Our itinerary follows only brief stretches of the route, starting from the village of Aulla in province of Massa, just a couple of km from the highway A15 “Cisa”.
We start following a secondary paved road direction Bibola, a medieval village that deserves a visit, along its narrow paved roads.
We continue our trip along a dirt road that climbs to the top, than a brief descent in a single track surrounded by typical mediterranean vegetation (from Tuscany we pass to Liguria) brings us to a craddle.
The view is fantastic, from the ridge of the Northern Apenine to the Apuane Alps and, most of all, to the Ligure Sea and the little islands in the “Baia dei Poeti”.
We take now a strech of the Via Francigena toward Ponzano Superiore with some difficult passages, but really enjoying.
The village deserves another visit before continuing toward the hills over Sarzana.

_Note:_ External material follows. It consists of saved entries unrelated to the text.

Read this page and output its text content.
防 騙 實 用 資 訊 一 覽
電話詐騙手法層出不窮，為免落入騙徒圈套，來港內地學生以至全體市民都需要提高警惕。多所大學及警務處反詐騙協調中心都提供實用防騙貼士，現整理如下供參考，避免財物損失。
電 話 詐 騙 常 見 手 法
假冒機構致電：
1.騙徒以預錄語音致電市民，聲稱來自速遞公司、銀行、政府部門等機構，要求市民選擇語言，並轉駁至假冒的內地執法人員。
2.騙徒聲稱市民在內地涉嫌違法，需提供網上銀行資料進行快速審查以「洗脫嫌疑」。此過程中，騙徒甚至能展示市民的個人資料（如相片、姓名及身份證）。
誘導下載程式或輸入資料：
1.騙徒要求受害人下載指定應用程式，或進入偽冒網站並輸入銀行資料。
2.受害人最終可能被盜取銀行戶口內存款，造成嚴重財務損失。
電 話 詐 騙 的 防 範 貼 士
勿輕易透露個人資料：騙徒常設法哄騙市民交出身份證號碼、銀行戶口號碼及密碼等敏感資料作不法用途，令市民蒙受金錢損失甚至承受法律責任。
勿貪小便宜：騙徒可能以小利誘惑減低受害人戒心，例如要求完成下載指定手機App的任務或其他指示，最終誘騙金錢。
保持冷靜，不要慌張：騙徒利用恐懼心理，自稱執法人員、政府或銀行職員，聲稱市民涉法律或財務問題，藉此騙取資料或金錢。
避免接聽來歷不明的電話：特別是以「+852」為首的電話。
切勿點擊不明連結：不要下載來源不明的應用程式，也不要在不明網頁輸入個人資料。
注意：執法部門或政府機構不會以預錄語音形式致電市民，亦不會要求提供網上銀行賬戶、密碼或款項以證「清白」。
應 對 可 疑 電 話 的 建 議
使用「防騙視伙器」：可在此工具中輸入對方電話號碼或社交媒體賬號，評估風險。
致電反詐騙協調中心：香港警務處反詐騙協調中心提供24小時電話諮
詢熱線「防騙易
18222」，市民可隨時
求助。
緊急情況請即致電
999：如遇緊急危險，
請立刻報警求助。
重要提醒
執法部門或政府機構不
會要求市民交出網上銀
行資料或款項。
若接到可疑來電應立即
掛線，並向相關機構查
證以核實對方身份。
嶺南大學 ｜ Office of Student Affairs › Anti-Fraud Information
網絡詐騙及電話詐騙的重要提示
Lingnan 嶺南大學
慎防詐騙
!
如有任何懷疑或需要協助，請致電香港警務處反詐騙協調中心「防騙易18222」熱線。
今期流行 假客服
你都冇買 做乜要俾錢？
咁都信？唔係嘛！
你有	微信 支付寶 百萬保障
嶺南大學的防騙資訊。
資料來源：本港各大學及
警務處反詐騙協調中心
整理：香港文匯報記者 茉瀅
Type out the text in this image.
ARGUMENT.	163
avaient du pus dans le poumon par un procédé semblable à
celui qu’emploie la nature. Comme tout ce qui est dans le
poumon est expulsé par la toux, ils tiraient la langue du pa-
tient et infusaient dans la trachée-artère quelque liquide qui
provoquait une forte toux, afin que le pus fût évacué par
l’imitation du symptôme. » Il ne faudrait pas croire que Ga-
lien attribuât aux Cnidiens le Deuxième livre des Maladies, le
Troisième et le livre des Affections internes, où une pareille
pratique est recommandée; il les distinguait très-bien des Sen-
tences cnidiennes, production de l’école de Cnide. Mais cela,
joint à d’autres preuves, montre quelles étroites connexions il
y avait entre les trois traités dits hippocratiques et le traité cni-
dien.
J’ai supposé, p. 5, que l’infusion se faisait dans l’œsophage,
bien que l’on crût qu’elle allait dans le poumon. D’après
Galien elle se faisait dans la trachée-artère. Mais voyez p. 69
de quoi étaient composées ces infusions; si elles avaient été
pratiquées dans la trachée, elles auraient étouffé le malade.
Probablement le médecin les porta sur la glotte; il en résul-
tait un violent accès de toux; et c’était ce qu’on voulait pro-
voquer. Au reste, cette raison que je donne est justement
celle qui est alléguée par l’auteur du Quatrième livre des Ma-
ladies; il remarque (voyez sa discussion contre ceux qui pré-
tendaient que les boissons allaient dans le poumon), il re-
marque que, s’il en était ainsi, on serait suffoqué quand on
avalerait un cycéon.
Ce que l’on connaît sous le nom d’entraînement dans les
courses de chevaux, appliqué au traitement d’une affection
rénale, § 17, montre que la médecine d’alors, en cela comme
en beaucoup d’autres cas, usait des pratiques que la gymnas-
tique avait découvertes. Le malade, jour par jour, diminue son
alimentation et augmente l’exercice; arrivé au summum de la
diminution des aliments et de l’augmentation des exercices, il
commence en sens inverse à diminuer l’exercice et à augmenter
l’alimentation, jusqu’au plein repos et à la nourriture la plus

Now who likes technicals descents will find his field, with 2 tracks really challenging, part of a local enduro race.
From the valley that brings to Sarzana, we overpass a river and start climbing to Carignano and later on to the Pass of Vecchietto.
Another hard descent will bring us to the village, in this case surrounded by deep vegetation that in some spots will obstacle our passage.
From Bibola the last enjoying single track brings us directly to Aulla.